Inside the Mind of Thru-Hiking's Most Devious Con Man (Outside)
As I learned about Caldwell’s exploits, I wondered if there was something about the outdoor community and our sympathy for such wanderers that may make us especially easy marks. When we see a man with a trail-worn Gore-Tex jacket and a decade-old Dana Designs backpack, we instinctively trust him. We can’t help but envy his authenticity, his freedom. He’s not just a weekend warrior—he’s living the life we want. Or at least, that’s how it seems.
For six weeks, I texted Caldwell at a number that Trent had given me, but he never responded. Then, on June 27, he finally sent me a text along with a photo of himself sporting a blue flannel shirt while lounging on a rolled-up fleece in a pine forest. When we spoke on the phone a couple days later, I could hear birds chirping. At first he told me he was in northern Arizona.

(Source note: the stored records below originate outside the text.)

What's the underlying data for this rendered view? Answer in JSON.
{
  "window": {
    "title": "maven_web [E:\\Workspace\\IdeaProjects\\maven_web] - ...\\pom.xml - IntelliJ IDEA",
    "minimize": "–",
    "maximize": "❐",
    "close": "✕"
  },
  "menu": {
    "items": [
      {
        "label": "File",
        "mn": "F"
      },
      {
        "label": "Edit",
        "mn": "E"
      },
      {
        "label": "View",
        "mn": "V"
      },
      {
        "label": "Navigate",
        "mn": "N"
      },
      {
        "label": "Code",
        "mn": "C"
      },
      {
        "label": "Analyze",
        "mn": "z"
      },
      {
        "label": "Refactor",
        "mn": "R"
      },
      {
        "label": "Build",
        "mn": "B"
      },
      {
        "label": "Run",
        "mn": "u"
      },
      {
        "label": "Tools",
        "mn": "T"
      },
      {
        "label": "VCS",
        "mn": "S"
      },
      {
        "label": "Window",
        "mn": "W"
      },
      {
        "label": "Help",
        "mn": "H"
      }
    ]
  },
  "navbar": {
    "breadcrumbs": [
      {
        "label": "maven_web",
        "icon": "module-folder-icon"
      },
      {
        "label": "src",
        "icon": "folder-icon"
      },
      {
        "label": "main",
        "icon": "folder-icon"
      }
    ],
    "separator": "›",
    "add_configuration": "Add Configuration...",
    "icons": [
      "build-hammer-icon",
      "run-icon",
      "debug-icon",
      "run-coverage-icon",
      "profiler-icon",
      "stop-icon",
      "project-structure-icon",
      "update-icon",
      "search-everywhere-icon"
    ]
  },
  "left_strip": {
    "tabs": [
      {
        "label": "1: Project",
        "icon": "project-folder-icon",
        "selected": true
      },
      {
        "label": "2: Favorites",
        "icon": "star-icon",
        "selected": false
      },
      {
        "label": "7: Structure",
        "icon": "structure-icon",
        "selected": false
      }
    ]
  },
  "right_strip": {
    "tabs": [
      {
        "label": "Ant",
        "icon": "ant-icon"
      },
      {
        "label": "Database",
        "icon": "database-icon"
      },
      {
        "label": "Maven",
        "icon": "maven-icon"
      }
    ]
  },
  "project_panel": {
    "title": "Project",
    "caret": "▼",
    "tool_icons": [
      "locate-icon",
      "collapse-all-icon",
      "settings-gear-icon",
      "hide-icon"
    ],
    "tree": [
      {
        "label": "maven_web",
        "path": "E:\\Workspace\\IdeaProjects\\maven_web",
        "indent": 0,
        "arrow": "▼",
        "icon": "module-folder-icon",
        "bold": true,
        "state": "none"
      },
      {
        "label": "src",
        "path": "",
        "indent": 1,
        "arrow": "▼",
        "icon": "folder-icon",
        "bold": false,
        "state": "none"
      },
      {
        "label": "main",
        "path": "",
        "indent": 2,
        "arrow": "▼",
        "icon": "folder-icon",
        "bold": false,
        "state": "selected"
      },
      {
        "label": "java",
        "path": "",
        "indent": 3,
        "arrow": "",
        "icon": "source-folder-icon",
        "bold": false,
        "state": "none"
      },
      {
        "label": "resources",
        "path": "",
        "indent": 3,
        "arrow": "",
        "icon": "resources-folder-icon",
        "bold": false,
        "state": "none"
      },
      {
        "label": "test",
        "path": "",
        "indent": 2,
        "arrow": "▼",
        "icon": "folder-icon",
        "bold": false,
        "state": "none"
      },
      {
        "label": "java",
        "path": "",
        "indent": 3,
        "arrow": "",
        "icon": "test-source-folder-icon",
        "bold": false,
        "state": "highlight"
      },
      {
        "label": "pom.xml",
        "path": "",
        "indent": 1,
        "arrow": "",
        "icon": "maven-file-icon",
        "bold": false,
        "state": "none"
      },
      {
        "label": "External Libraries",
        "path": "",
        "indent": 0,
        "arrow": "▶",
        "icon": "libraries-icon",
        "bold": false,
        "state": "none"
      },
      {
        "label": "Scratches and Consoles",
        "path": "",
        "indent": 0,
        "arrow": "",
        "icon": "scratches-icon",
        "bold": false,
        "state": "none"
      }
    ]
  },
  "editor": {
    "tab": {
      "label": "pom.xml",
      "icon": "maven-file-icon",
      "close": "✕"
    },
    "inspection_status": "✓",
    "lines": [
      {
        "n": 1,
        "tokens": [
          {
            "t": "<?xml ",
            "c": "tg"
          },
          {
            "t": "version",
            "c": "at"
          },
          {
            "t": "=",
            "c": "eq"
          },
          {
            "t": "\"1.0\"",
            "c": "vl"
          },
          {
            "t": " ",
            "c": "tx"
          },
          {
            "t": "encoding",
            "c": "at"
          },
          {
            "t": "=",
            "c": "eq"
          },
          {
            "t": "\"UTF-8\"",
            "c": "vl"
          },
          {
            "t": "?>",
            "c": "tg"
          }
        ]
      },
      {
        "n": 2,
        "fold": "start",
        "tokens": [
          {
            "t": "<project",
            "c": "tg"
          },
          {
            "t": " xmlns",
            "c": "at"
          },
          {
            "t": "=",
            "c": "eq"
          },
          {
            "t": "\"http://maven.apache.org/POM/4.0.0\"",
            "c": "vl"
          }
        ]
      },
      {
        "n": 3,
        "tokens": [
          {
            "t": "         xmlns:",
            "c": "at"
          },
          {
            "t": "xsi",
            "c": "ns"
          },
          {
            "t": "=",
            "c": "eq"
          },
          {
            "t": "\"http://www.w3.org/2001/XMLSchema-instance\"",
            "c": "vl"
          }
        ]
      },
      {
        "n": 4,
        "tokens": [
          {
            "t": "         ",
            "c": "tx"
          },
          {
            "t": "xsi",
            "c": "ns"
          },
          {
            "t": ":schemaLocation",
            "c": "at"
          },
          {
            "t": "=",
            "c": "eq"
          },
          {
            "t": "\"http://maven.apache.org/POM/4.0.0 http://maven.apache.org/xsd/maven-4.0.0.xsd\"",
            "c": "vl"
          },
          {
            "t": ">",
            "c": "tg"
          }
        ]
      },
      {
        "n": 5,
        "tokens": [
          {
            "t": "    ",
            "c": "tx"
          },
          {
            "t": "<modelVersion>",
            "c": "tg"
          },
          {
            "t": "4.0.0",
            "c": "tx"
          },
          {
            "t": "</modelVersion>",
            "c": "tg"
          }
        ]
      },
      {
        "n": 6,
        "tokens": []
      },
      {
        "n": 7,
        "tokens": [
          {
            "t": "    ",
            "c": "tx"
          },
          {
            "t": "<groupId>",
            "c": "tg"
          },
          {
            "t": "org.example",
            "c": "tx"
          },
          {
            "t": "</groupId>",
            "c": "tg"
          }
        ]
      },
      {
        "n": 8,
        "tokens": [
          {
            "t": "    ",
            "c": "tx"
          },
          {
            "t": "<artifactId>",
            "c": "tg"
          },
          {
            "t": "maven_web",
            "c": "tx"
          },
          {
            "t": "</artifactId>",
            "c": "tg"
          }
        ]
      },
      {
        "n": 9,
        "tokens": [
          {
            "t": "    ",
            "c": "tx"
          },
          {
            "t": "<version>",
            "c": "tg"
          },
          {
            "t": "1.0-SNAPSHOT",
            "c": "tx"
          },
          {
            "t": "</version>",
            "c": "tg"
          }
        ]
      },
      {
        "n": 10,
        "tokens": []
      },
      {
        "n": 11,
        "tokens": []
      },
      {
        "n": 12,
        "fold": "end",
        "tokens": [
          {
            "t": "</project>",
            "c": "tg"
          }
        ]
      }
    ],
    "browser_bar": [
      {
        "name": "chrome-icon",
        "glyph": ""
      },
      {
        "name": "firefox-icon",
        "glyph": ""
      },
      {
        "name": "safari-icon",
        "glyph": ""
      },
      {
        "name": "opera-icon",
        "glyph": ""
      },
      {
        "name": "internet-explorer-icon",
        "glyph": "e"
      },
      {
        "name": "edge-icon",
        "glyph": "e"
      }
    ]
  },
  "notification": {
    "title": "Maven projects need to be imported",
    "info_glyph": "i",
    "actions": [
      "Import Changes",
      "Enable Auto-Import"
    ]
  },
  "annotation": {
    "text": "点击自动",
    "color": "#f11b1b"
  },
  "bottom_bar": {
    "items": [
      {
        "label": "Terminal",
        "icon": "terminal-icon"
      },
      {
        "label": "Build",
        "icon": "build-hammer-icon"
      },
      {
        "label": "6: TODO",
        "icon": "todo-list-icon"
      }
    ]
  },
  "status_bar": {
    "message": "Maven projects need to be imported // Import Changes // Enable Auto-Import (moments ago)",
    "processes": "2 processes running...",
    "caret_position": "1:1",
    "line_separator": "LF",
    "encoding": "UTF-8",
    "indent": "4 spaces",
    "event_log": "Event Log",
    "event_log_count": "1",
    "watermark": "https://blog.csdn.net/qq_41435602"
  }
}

Later, he claimed he was near the popular Barr Trail on Pikes Peak. “I know Pikes Peak,” he said, “I can hide on this mountain for a long time.”
He agreed to speak with me because he hoped that, by coming clean in public, he wouldn’t be able to take advantage of anyone ever again. “There has got to be a reason why I’m here,” he said. “There’s got to be. It can’t be to keep scamming people.”